David Hume’s Theory of Personal Identity
In section 1.4.6 of A Treatise Of Human Nature (1739), Scottish philosopher David Hume presents his analysis of personal identity, in which he concludes that the entire notion of the self is founded on a mistake, and is nothing but a confusion of ideas.
From the outset of the Treatise, Hume has argued that all our ideas are derived from our impressions: it is not until we have tasted pineapple (had an impression of it) that we can have an idea of how pineapple tastes. Likewise, one cannot describe the colour red in such a way that a man blind from birth could have any idea of redness, because he is incapable of having an impression of red. Using this argument (a form of radical empiricism), Hume asserts that since nobody has any distinct impression of the self as something independent of an array of perceptions, nobody can have any idea of ‘self’. He writes: “For my part, when I enter most intimately into what I call myself, I always stumble on some particular perception or other, of heat or cold, light or shade, love or hatred, pain or pleasure. I never can catch myself at any time without a perception, and never can observe any thing but the perception.” Since his only impressions are of fleeting perceptions and never of a constant self who is the putative subject of such experiences, this leads him to conclude that he is no more than a bundle of perceptions. He even goes so far as to say that if he does not experience any perception while he’s sleeping, he cannot properly be said even to exist at that moment. Hume accounts for our belief in a permanent and enduring self by referring to the fact that where small changes occur gradually we are apt not to treat them as important enough to signify a change in identity. In philosophical terms, however, failure to recognize even small changes as a change in identity is an error, he says.

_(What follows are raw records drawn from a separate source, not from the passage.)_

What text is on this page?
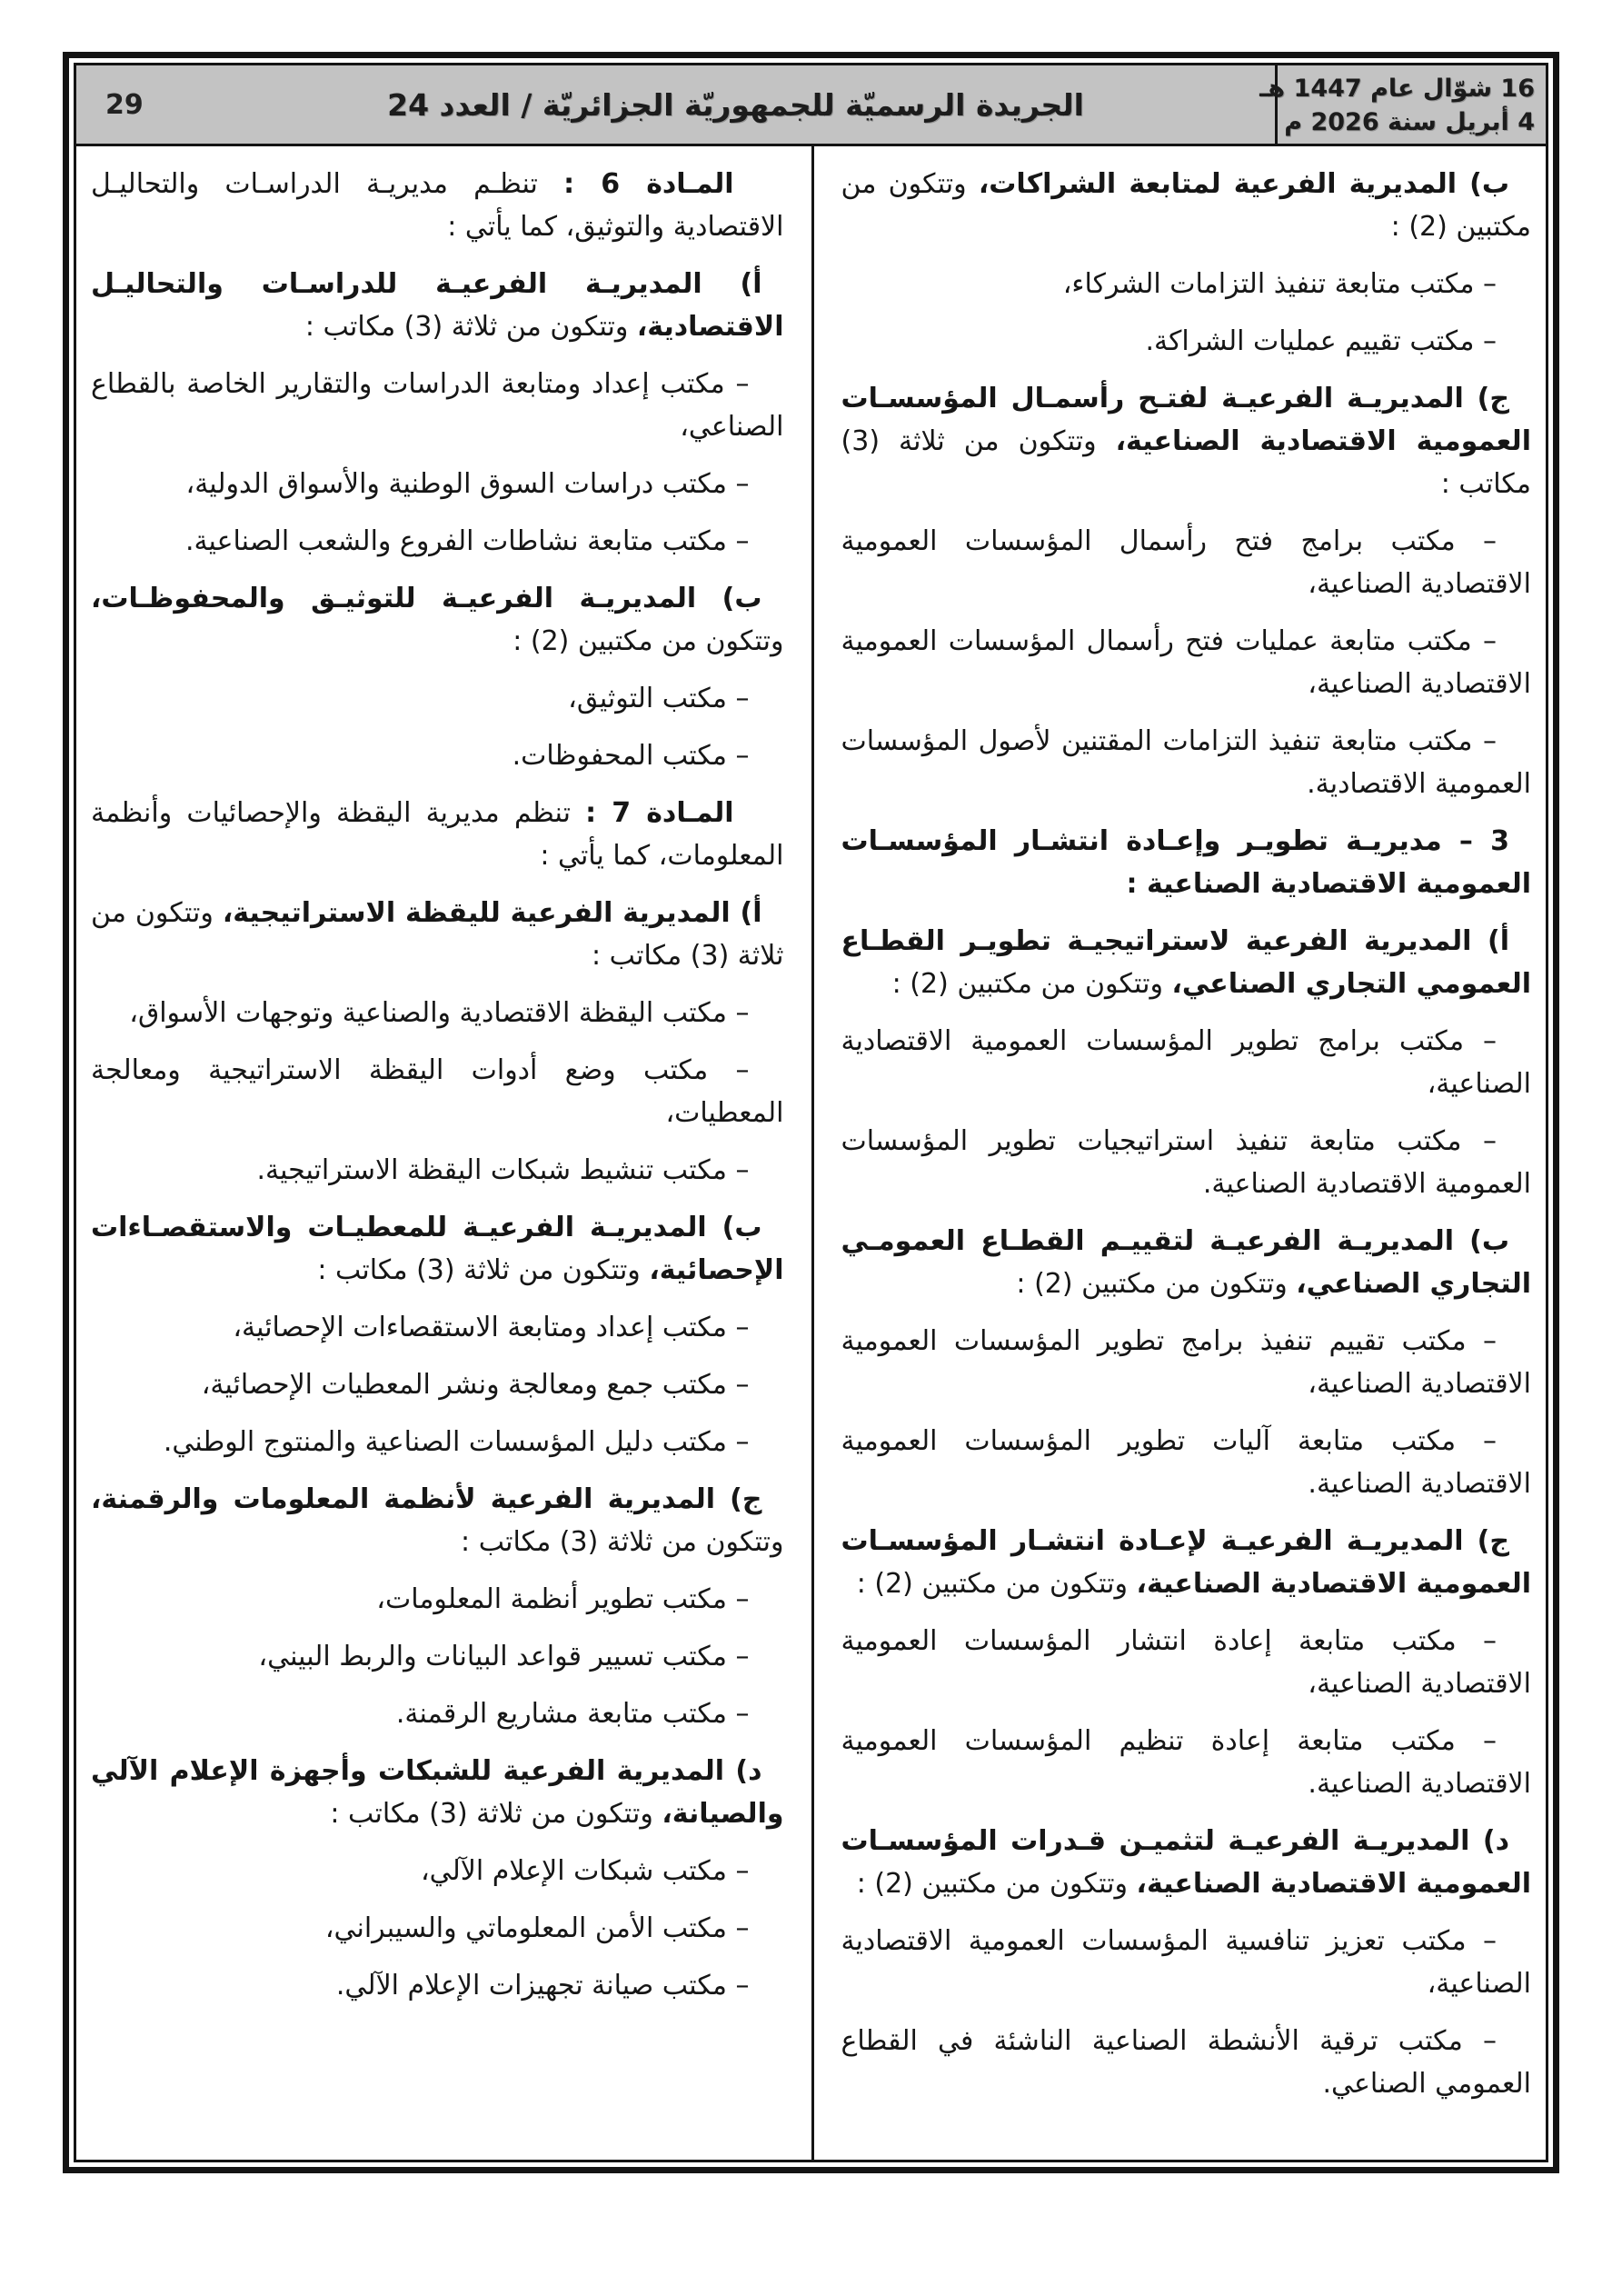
16 شوّال عام 1447 هـ
4 أبريل سنة 2026 م
الجريدة الرسميّة للجمهوريّة الجزائريّة / العدد 24
29

ب) المديرية الفرعية لمتابعة الشراكات، وتتكون من مكتبين (2) :

– مكتب متابعة تنفيذ التزامات الشركاء،

– مكتب تقييم عمليات الشراكة.

ج) المديريـة الفرعيـة لفتـح رأسمـال المؤسسـات العمومية الاقتصادية الصناعية، وتتكون من ثلاثة (3) مكاتب :

– مكتب برامج فتح رأسمال المؤسسات العمومية الاقتصادية الصناعية،

– مكتب متابعة عمليات فتح رأسمال المؤسسات العمومية الاقتصادية الصناعية،

– مكتب متابعة تنفيذ التزامات المقتنين لأصول المؤسسات العمومية الاقتصادية.

3 – مديريـة تطويـر وإعـادة انتشـار المؤسسـات العمومية الاقتصادية الصناعية :

أ) المديرية الفرعية لاستراتيجيـة تطويـر القطـاع العمومي التجاري الصناعي، وتتكون من مكتبين (2) :

– مكتب برامج تطوير المؤسسات العمومية الاقتصادية الصناعية،

– مكتب متابعة تنفيذ استراتيجيات تطوير المؤسسات العمومية الاقتصادية الصناعية.

ب) المديريـة الفرعيـة لتقييـم القطـاع العمومـي التجاري الصناعي، وتتكون من مكتبين (2) :

– مكتب تقييم تنفيذ برامج تطوير المؤسسات العمومية الاقتصادية الصناعية،

– مكتب متابعة آليات تطوير المؤسسات العمومية الاقتصادية الصناعية.

ج) المديريـة الفرعيـة لإعـادة انتشـار المؤسسـات العمومية الاقتصادية الصناعية، وتتكون من مكتبين (2) :

– مكتب متابعة إعادة انتشار المؤسسات العمومية الاقتصادية الصناعية،

– مكتب متابعة إعادة تنظيم المؤسسات العمومية الاقتصادية الصناعية.

د) المديريـة الفرعيـة لتثميـن قـدرات المؤسسـات العمومية الاقتصادية الصناعية، وتتكون من مكتبين (2) :

– مكتب تعزيز تنافسية المؤسسات العمومية الاقتصادية الصناعية،

– مكتب ترقية الأنشطة الصناعية الناشئة في القطاع العمومي الصناعي.

المـادة 6 : تنظـم مديريـة الدراسـات والتحاليـل الاقتصادية والتوثيق، كما يأتي :

أ) المديريـة الفرعيـة للدراسـات والتحاليـل الاقتصادية، وتتكون من ثلاثة (3) مكاتب :

– مكتب إعداد ومتابعة الدراسات والتقارير الخاصة بالقطاع الصناعي،

– مكتب دراسات السوق الوطنية والأسواق الدولية،

– مكتب متابعة نشاطات الفروع والشعب الصناعية.

ب) المديريـة الفرعيـة للتوثيـق والمحفوظـات، وتتكون من مكتبين (2) :

– مكتب التوثيق،

– مكتب المحفوظات.

المـادة 7 : تنظم مديرية اليقظة والإحصائيات وأنظمة المعلومات، كما يأتي :

أ) المديرية الفرعية لليقظة الاستراتيجية، وتتكون من ثلاثة (3) مكاتب :

– مكتب اليقظة الاقتصادية والصناعية وتوجهات الأسواق،

– مكتب وضع أدوات اليقظة الاستراتيجية ومعالجة المعطيات،

– مكتب تنشيط شبكات اليقظة الاستراتيجية.

ب) المديريـة الفرعيـة للمعطيـات والاستقصـاءات الإحصائية، وتتكون من ثلاثة (3) مكاتب :

– مكتب إعداد ومتابعة الاستقصاءات الإحصائية،

– مكتب جمع ومعالجة ونشر المعطيات الإحصائية،

– مكتب دليل المؤسسات الصناعية والمنتوج الوطني.

ج) المديرية الفرعية لأنظمة المعلومات والرقمنة، وتتكون من ثلاثة (3) مكاتب :

– مكتب تطوير أنظمة المعلومات،

– مكتب تسيير قواعد البيانات والربط البيني،

– مكتب متابعة مشاريع الرقمنة.

د) المديرية الفرعية للشبكات وأجهزة الإعلام الآلي والصيانة، وتتكون من ثلاثة (3) مكاتب :

– مكتب شبكات الإعلام الآلي،

– مكتب الأمن المعلوماتي والسيبراني،

– مكتب صيانة تجهيزات الإعلام الآلي.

In the Appendix of his Treatise, Hume acknowledged the central defect in his account of personal identity: if there is merely a bundle of perceptions, and no enduring self that is the subject of these perceptions (i.e. a perceiver), then the entire project of the Treatise is invalidated, as skepticism about the self leads ultimately to an irreversible wholesale skepticism, since without the self we are not able to ground our knowledge. Hume also realised his account is guilty of raising perceptions to the status of substances (‘substance’ being another notion which Hume had rejected in the Treatise). So, Hume eventually writes in the Appendix: “of the section concerning personal identity, I find myself involv'd in such a labyrinth, that, I must confess, I neither know how to correct my former opinions, nor how to render them consistent.”